Vietnam Market Watch: Lottery Mergers, Surging FDI, and The State of E-Commerce
Foreign Investor Gets Approval to Enter Lottery Market
Malaysia’s Berjaya Corp became the first foreign investor to enter the country’s lottery market after it won a contract with a local company. The Department of Planning and Investment approved the 18 year contract with the country’s online computerized lottery operator, Vietlott. The investment is estimated to be around US $210 million. The first game, a lotto jackpot, is expected to be launched by mid-2016 in Ho Chi Minh City. Around 10,000 terminals are expected to be launched across Vietnam in the next five years.
Vietnam’s lottery sales amounted to US $3 billion in 2015, with only state-run companies being allowed to operate lottery businesses. The sector, however, opened up with Berjaya Corp outbidding five other competitors in 2014 to enter the lottery business.
FDI Continues to Boost Vietnam’s Economy
Foreign investment is expected to stay strong in Vietnam in the near to medium term. Manufacturing and the construction sectors are projected to help the economy grow by up to 6.9 percent. Vietnam’s growth is expected to be the second highest in Asia after India. According to recent survey data, 36 percent of businesses have chosen Vietnam as a manufacturing hub. Business owners stated that wages are expected to cost 19 percent less than in other ASEAN countries. In addition, Hong Kong, South Korean and Taiwan have plans to increase foreign investment into Vietnam in the next decade.

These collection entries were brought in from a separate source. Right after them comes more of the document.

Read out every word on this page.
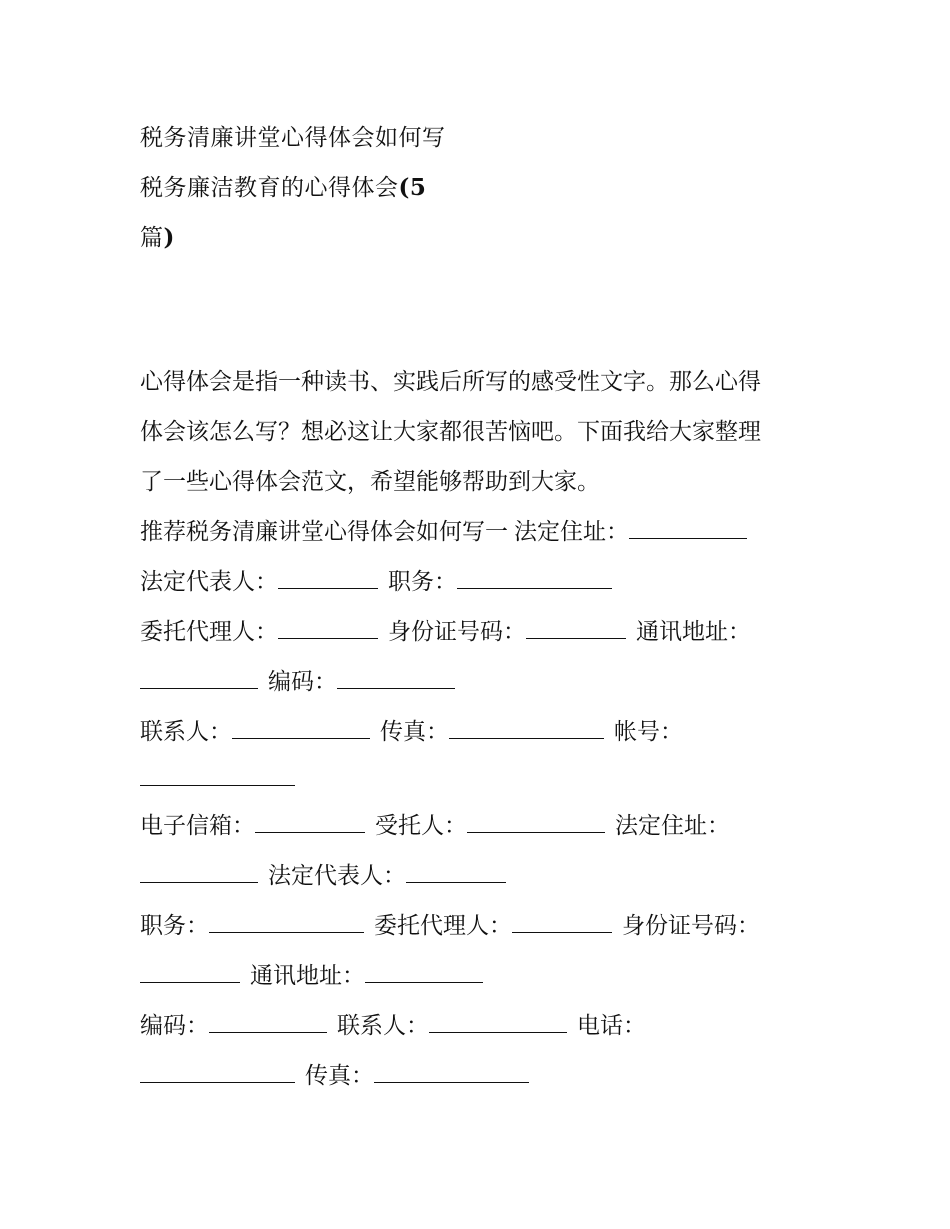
税务清廉讲堂心得体会如何写
税务廉洁教育的心得体会(5
篇)
心得体会是指一种读书、实践后所写的感受性文字。那么心得
体会该怎么写？想必这让大家都很苦恼吧。下面我给大家整理
了一些心得体会范文，希望能够帮助到大家。
推荐税务清廉讲堂心得体会如何写一 法定住址：
法定代表人：	职务：
委托代理人：	身份证号码：	通讯地址：
编码：
联系人：	传真：	帐号：
电子信箱：	受托人：	法定住址：
法定代表人：
职务：	委托代理人：	身份证号码：
通讯地址：
编码：	联系人：	电话：
传真：
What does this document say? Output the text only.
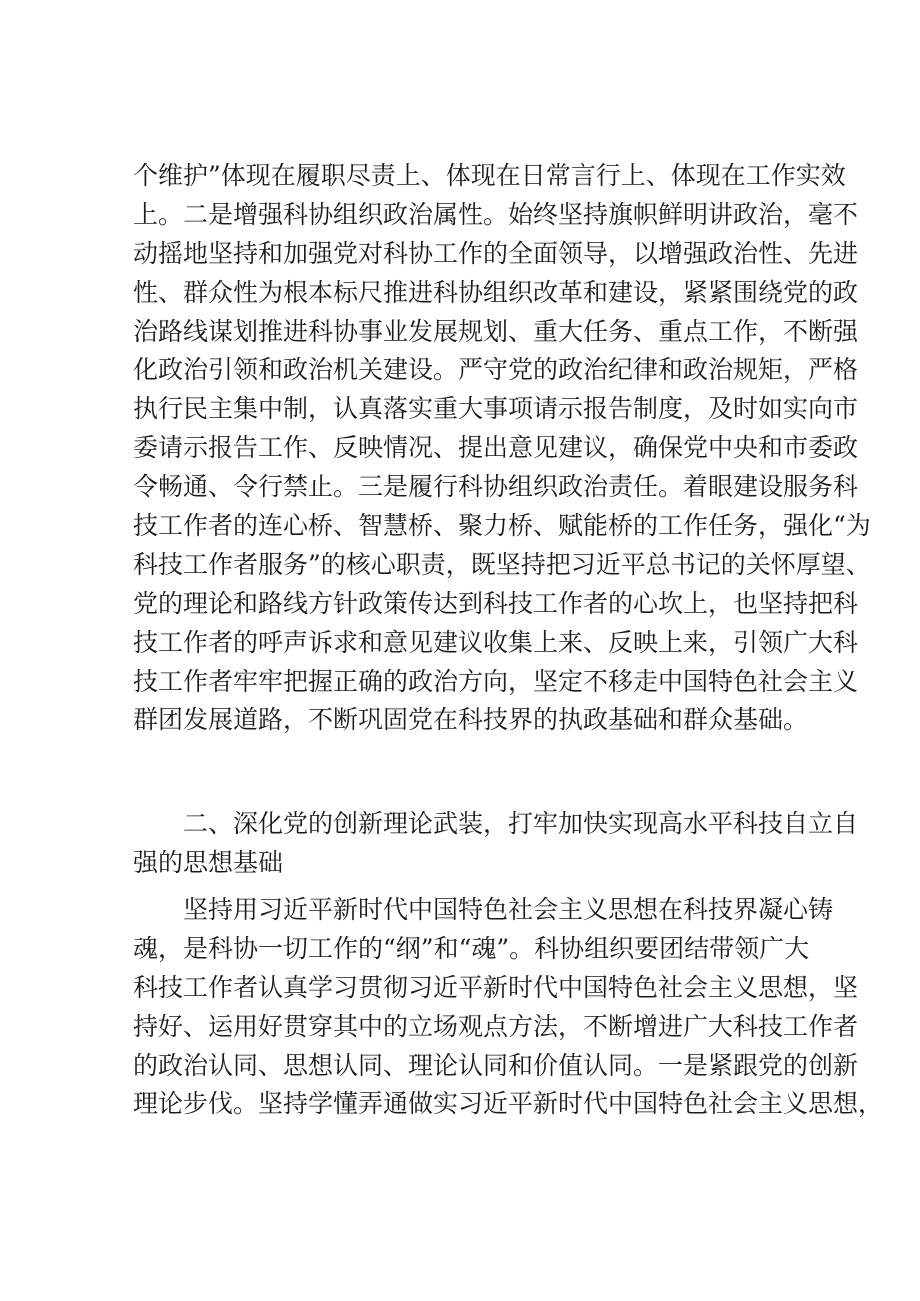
个维护”体现在履职尽责上、体现在日常言行上、体现在工作实效
上。二是增强科协组织政治属性。始终坚持旗帜鲜明讲政治，毫不
动摇地坚持和加强党对科协工作的全面领导，以增强政治性、先进
性、群众性为根本标尺推进科协组织改革和建设，紧紧围绕党的政
治路线谋划推进科协事业发展规划、重大任务、重点工作，不断强
化政治引领和政治机关建设。严守党的政治纪律和政治规矩，严格
执行民主集中制，认真落实重大事项请示报告制度，及时如实向市
委请示报告工作、反映情况、提出意见建议，确保党中央和市委政
令畅通、令行禁止。三是履行科协组织政治责任。着眼建设服务科
技工作者的连心桥、智慧桥、聚力桥、赋能桥的工作任务，强化“为
科技工作者服务”的核心职责，既坚持把习近平总书记的关怀厚望、
党的理论和路线方针政策传达到科技工作者的心坎上，也坚持把科
技工作者的呼声诉求和意见建议收集上来、反映上来，引领广大科
技工作者牢牢把握正确的政治方向，坚定不移走中国特色社会主义
群团发展道路，不断巩固党在科技界的执政基础和群众基础。
二、深化党的创新理论武装，打牢加快实现高水平科技自立自
强的思想基础
坚持用习近平新时代中国特色社会主义思想在科技界凝心铸
魂，是科协一切工作的“纲”和“魂”。科协组织要团结带领广大
科技工作者认真学习贯彻习近平新时代中国特色社会主义思想，坚
持好、运用好贯穿其中的立场观点方法，不断增进广大科技工作者
的政治认同、思想认同、理论认同和价值认同。一是紧跟党的创新
理论步伐。坚持学懂弄通做实习近平新时代中国特色社会主义思想，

FDI hit US $1.33 billion in January of 2016, a large improvement over its position even a year prior. Underscoring this increase, authorities granted new investment licenses to 127 projects. Hanoi was the most attractive destination with 14 newly-licensed projects, followed by Dong Nai province and Ho Chi Minh City. 26 other cities and provinces across the country also received foreign investment.
E-Commerce Shows Great Potential But Challenges Remain
The e-commerce market has a huge potential in the country and is valued at US $5 billion. However at least two e-commerce companies, Deca and Beyey.com withdrew from the market citing high operational costs. Market sources say that 67 percent of internet users shop online, though only a small proportion of that reported percentage do so regularly; the majority of the population shops at conveniences stores rather than online. Most e-commerce companies are raising funds knowing they will be making losses in the near-term. While foreign-invested companies account for a majority of the market they still have not made a profit. There are also big disparities in e-commerce development between cities and rural areas.
Nevertheless, e-commerce showed rapid growth in 2015 in all sectors but especially in information technology and telecommunication. Mobile platforms contributed to the development of e-commerce with companies having mobile apps and mobile versions of their websites to reach customers.